Joannes:
It is true that Charles V did more for the Church than the popes of his time. I don’t know whether the talk about Clement’s weakness is justified or not.
However, there was never any basis for the annullment Henry sought.
The papal dispensation had been well within papal authority to give.
Furthermore, and more importantly, Catherine testified under oath that her marriage with Henry’s brother Arthur had never been consummated, and his youth and general sickliness during the span of their marriage made this quite believeable as well.
Thus, Henry’s fear of “incest” was mere histrionics. He already wanted to marry Anne Boleyn, and he meant to have his way.
Regards,
Joannes
Oh dear. Here I am contributing to thread drift, after all. Sorry, Trad. Ang.
Clement was known for vacillating on many things beyond the issue of Henry’s quest for an annulment.
Julius’ dispensation was certainly theoretically within the Papal powers, as they were understood at the time. Though the question of whether such a dispensation was *ultra vires * for even the Pope (i.e., whether the Levitical prohibition was dispensable, or was of divine law), had been kicked around for several centuries, with differing results at differing times. Details available.

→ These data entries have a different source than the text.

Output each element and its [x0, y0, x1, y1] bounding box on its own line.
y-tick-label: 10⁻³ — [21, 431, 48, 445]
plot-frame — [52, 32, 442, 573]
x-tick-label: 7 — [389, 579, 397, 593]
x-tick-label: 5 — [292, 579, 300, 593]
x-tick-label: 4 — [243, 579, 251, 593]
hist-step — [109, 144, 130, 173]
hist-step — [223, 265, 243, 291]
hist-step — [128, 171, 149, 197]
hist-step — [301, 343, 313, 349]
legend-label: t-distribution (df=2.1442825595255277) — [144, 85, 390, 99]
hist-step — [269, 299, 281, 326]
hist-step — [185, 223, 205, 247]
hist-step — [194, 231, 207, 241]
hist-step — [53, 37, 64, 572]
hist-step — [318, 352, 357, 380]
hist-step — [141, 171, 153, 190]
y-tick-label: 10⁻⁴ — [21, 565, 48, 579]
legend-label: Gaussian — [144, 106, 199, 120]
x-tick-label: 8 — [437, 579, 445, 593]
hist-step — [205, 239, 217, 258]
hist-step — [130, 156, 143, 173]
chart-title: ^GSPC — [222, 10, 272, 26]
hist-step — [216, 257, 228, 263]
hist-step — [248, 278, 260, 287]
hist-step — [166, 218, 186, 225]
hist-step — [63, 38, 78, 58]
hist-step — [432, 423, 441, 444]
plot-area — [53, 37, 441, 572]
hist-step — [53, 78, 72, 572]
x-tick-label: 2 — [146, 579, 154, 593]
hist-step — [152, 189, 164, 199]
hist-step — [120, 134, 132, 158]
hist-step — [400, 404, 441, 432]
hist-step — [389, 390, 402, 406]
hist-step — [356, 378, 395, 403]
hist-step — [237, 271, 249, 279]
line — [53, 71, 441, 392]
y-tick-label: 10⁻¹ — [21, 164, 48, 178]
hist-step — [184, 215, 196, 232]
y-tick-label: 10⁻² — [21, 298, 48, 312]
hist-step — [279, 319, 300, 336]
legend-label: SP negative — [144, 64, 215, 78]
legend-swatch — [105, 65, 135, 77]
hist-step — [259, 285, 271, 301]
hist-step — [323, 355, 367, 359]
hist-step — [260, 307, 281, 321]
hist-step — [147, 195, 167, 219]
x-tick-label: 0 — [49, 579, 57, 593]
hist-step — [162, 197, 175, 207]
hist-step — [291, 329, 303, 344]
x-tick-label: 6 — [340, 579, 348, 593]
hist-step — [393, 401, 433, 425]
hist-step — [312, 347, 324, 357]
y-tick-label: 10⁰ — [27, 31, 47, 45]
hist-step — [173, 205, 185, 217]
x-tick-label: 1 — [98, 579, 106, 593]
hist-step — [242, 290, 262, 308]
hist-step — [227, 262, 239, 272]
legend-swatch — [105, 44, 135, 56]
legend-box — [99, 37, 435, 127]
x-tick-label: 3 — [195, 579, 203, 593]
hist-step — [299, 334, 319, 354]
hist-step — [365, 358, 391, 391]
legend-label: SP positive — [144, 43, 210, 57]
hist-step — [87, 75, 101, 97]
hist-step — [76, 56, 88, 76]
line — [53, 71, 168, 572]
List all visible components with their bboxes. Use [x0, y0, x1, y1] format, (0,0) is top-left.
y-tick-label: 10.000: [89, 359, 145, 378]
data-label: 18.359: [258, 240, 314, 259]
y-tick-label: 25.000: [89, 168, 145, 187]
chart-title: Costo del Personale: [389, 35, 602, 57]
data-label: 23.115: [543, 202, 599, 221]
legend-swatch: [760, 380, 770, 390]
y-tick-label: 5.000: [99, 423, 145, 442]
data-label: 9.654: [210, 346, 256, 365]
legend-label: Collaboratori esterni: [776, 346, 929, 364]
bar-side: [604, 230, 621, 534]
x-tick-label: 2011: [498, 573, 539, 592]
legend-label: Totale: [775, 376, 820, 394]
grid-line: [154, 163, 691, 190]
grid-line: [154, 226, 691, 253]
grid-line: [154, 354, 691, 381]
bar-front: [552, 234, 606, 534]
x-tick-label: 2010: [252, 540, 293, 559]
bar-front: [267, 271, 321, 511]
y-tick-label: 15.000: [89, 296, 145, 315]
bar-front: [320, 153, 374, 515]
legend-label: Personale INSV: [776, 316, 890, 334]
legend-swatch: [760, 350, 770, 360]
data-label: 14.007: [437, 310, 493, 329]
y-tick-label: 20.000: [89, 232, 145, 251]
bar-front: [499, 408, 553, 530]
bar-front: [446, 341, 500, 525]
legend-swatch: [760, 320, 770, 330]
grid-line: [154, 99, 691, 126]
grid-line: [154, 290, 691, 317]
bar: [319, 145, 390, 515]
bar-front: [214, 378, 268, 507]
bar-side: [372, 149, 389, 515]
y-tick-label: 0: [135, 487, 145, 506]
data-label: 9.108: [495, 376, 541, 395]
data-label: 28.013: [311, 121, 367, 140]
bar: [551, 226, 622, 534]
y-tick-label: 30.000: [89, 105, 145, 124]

But the matter of the impediment and the adequacy of the dispensation in 1506 are far more complicated (history is like that) than is suggested here. It is probable that Catherine and Arthur had not consummated their marriage. Certainly that was her testimony, and that of her
duenna, from the first. While that possibly eliminated the impediment of affinity in the first degree (specifically, the Levitical impediment), it raised the impediment of the justice of public honesty, which arises from an unconsummated marriage. Which Julius’ dispensation did not specifically address. This did not attack the dispensation as
ultra vires, as in the Levitical arguement, but as faulty. That is, in the incredibly complex world of annulments, dispensations and impediments by which the sacrament of marriage was managed, and the world of statecraft was able routinely to make and break dynastic marriages as real-politick demanded, there was reasonable argument that the dispensation was incomplete, and the annulment a reasonable request. Certainly that is the way the system worked at the time, and Henry had no reason to suspect his* causa* would be rejected. Look, after all, at the result of his sister’s petition for an anulment, in March 1527, 2 months before Henry’s own case was presented.
The bottom line: history is complicated. The issue of dynastic marriage in the 16th century was equally complicated. Henry was playing by the rules of the day, and he had a case, even if he failed to see its true strength (Wolsey did). Charles was playing by another set of rules; those of *force majeure *. Charles won. No surprise.
This is a subject I am fond of discussing. More details available. Sorry again, Trad. Ang.